Na Espanha a inquisição chega ao fim em 1808, quando Napoleão aos 4 de dezembro vai decretar sua abolição. É bom lembrar que a inquisição espanhola ganhou grande autonomia em relação a Roma (Santa Sé) e acabou sendo abolida por acharem ser ela contraditória à constituição do país. Segundo Frédéric, a abolição da inquisição não significou liberdade religiosa. E nessa constante substituição do trono em 1814Fernando VII assume o poder espanhol e traz, novamente, o tribunal da inquisição “o exercício de sua jurisdição e a censura de livros. Ao mesmo tempo o santo ofício foi igualmente restabelecido no México, em Lima e em Catagena (Frédéric. p.35) É importante notar que a inquisição em muitos países tornou-se um instrumento de poder nas mãos dos reis absolutistas.
Vejamos um pequeno trecho de uma declaração de alguém que sofreu o terror da inquisição:
“Desde o momento em que entrei nesta prisão, fiquei aflito o tempo todo e não cessei de derramar lágrimas, mas, de volta dessa segunda audiência, abandonei-me inteiramente à dor, vendo que estavam exigindo de mim coisas que pareciam impossíveis, pois minha memória não me fornecia nada do que eles queriam que eu confessasse. Tentei então dar cabo de minha vida pela fome.(...) Eu passava dias inteiros sem comer nada e , para que eles não percebessem, jogava no balde uma parte daquilo que eles me davam.(...) Eu não tinha dúvida, ao ser levado diante de meu juiz, que naquele mesmo dia terminaria meu julgamento e que após a confissão eles me colocariam em liberdade.

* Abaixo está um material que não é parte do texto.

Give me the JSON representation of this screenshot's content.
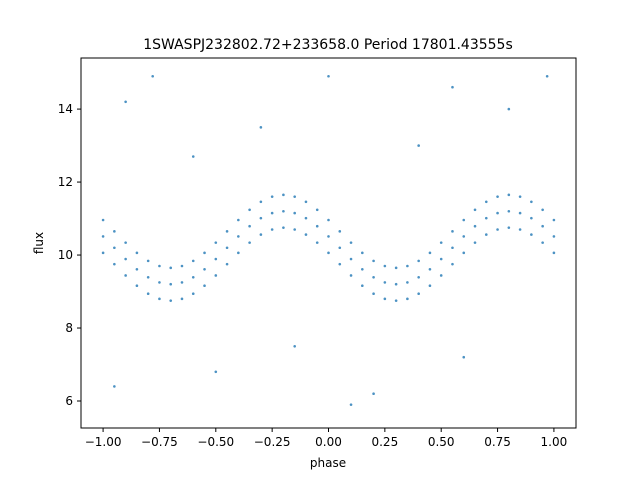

No entanto, enquanto eu esperava a realização de meus desejos, fiquei desiludido e vi minhas esperanças caírem por terra de um só golpe, pois quando declarei tudo que eu dissera com relação à Inquisição, disseram-me que não era aquilo que esperavam de mim e , como eu não tinha mais nada a dizer, enviaram-me de volta à minha cela, sem nem ao menos transcreverem minha confissão. (...) Abandonei-me de tal forma à tristeza e ao desespero que faltou pouco para que eu perdesse inteiramente a razão (...).” (Frédéric, p. 115)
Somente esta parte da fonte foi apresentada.